Um mau cheiro no ar
Fernando Grostein Andrade
O cinema é uma janela de perspectiva histórica. Basta assistir a "A Lista de Schindler", "Arquitetura da Destruição" ou "A Escolha de Sofia" e olhar para as manifestações neonazistas nos EUA, sobre as quais o presidente Donald Trump disse ter havido erros "de ambos os lados".
O cheiro piora com a detenção de crianças imigrantes, sob o slogan "a América em primeiro lugar". Se o nacionalismo era o último refúgio dos canalhas, atualmente é o primeiro.
Esses filmes também dão perspectiva à encruzilhada brasileira, inflamada pela burrice artificial dos lucrativos algoritmos das redes sociais.

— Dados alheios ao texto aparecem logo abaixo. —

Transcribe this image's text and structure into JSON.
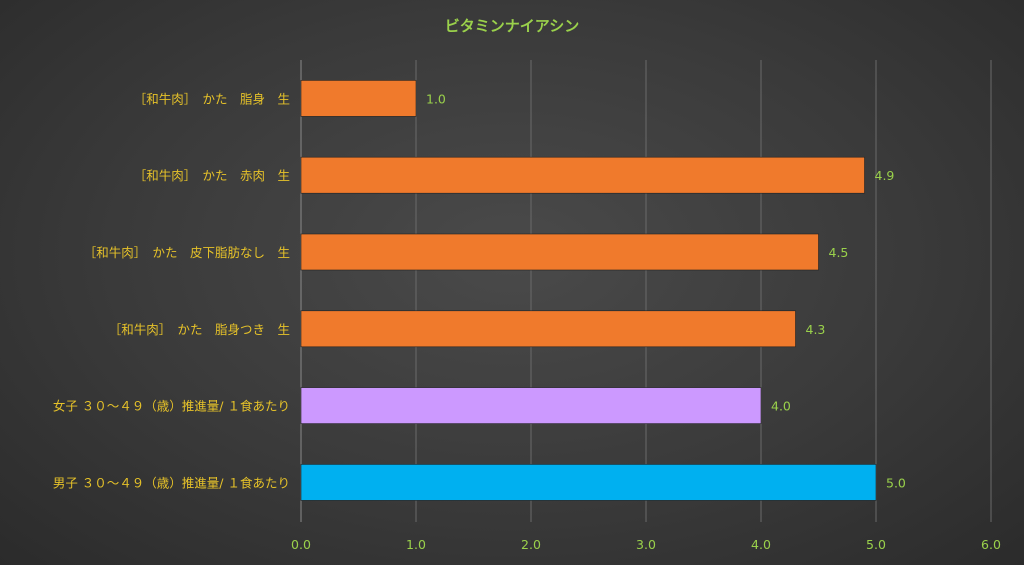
{
  "chart_data": {
    "type": "bar",
    "orientation": "horizontal",
    "title": "ビタミンナイアシン",
    "categories": [
      "［和牛肉］　かた　脂身　生",
      "［和牛肉］　かた　赤肉　生",
      "［和牛肉］　かた　皮下脂肪なし　生",
      "［和牛肉］　かた　脂身つき　生",
      "女子 ３０～４９（歳）推進量/ １食あたり",
      "男子 ３０～４９（歳）推進量/ １食あたり"
    ],
    "values": [
      1.0,
      4.9,
      4.5,
      4.3,
      4.0,
      5.0
    ],
    "value_labels": [
      "1.0",
      "4.9",
      "4.5",
      "4.3",
      "4.0",
      "5.0"
    ],
    "bar_colors": [
      "#f07a2c",
      "#f07a2c",
      "#f07a2c",
      "#f07a2c",
      "#cc99ff",
      "#00b0f0"
    ],
    "xlim": [
      0,
      6
    ],
    "ticks": [
      "0.0",
      "1.0",
      "2.0",
      "3.0",
      "4.0",
      "5.0",
      "6.0"
    ],
    "grid": true,
    "legend": "none",
    "colors": {
      "title": "#9ad14b",
      "category_text": "#e6c229",
      "tick_text": "#9ad14b",
      "grid": "#6a6a6a"
    }
  }
}
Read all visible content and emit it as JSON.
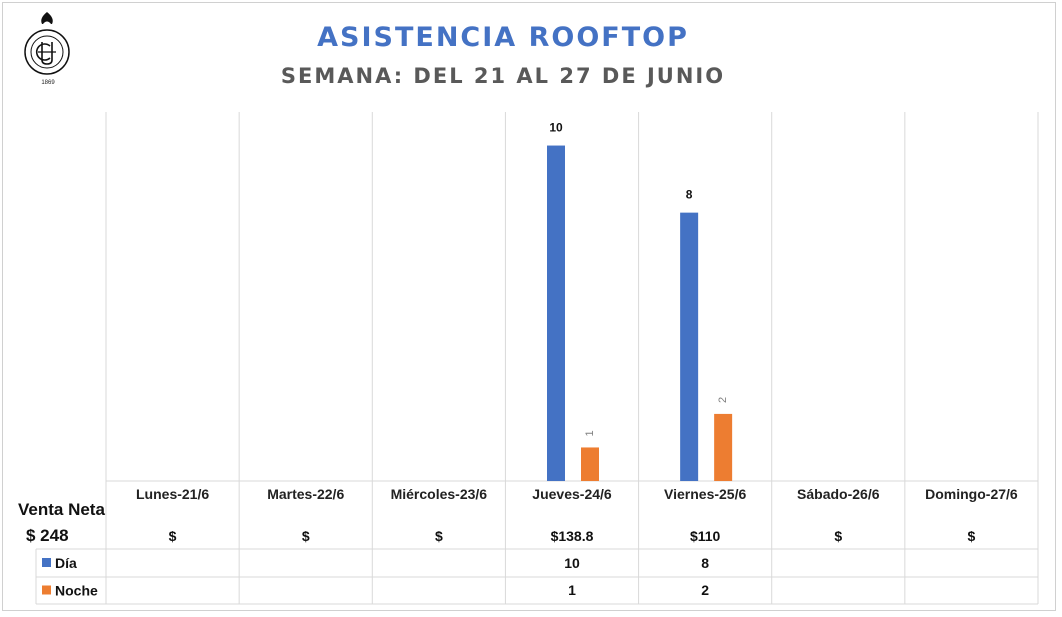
{
  "header": {
    "title": "ASISTENCIA ROOFTOP",
    "subtitle": "SEMANA: DEL 21 AL 27 DE JUNIO",
    "logo_text": "CLUB DE LA UNIÓN",
    "logo_city": "GUAYAQUIL",
    "logo_year": "1869"
  },
  "side": {
    "venta_label": "Venta Neta",
    "venta_total": "$ 248"
  },
  "chart_data": {
    "type": "bar",
    "categories": [
      "Lunes-21/6",
      "Martes-22/6",
      "Miércoles-23/6",
      "Jueves-24/6",
      "Viernes-25/6",
      "Sábado-26/6",
      "Domingo-27/6"
    ],
    "series": [
      {
        "name": "Día",
        "color": "#4472c4",
        "values": [
          null,
          null,
          null,
          10,
          8,
          null,
          null
        ],
        "labels": [
          "",
          "",
          "",
          "10",
          "8",
          "",
          ""
        ]
      },
      {
        "name": "Noche",
        "color": "#ed7d31",
        "values": [
          null,
          null,
          null,
          1,
          2,
          null,
          null
        ],
        "labels": [
          "",
          "",
          "",
          "1",
          "2",
          "",
          ""
        ]
      }
    ],
    "sales": [
      "$",
      "$",
      "$",
      "$138.8",
      "$110",
      "$",
      "$"
    ],
    "ylim": [
      0,
      11
    ],
    "legend": "data-table-left"
  }
}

Serão os machucados partidos políticos capazes de deixar de lado a pequenez da disputa de poder para se unir contra o nazismo disfarçado? Hitler tomou o poder pela via democrática e nutrido pelos ingredientes muito semelhantes aos que temos hoje: desesperança, crise econômica, nacionalismo e a fabricação de inimigos da pátria.
A eleição de Trump parecia piada e aconteceu.
Ao longo dos anos FHC e Lula, conseguimos estabilizar a moeda, a economia, ganhar rumo, investimentos, ampliar políticas sociais de erradicação da miséria, acesso à universidade, celebrar a diversidade e até políticas de reparação da herança escravocrata.
O que nunca conseguimos é uma agenda comum, como reformas progressistas no campo econômico, da violência e da educação.
É inacreditável um partido que pretende ser social-democrata e outro que busca atender os interesses dos trabalhadores não terem se unido para reformar os impostos regressivos, que fazem com que os pobres paguem proporcionalmente mais do que os ricos; ou não terem acabado com o caixa 2; ou não terem desarmado a bomba do rombo da Previdência de forma legítima, acabando com privilégios grotescos como a bilionária pensão a filhas de militares (alô, militares, para defender o Brasil, comecem pelas finanças).
Ou mesmo uma nova lei de drogas --a exemplo do Canadá e do Uruguai e dos estados da Califórnia e do Colorado-- que pare de desperdiçar dinheiro e matar inocentes e policiais, enxugando gelo na tentativa de erradicar drogas.
Caminha para a Presidência da República um candidato que já defendeu assassinato de presidentes, o fechamento do Congresso, espancamento de filhos homossexuais; que considera ter uma filha mulher uma "fraquejada", ou ainda, considera descendentes de escravos como preguiçosos. Alguém que já planejou atentados a bomba e que é acusado de fazer apologia do estupro.
É espantoso ver economistas que, na ambição de serem uma espécie de cardeal de Richelieu (1585-1642), um misto de conselheiro do rei com inocente útil, envergonham nosso potente setor financeiro.
Fico imaginando qual pirueta linguística os líderes do PSDB e do PT vão criar para justificar uma omissão, caso esses partidos não sejam capazes de se unir para impedir a instalação do nazismo disfarçado.
Fico imaginando a desculpa do Facebook daqui a uns anos por ter permitido que sua plataforma fosse usada nos EUA e agora no Brasil (de outra forma) para fomentar isso.
Aos líderes: enquanto ainda é tempo, impeçam o cinema de futuramente revelar sua omissão histórica e estejam na história como vocês merecem.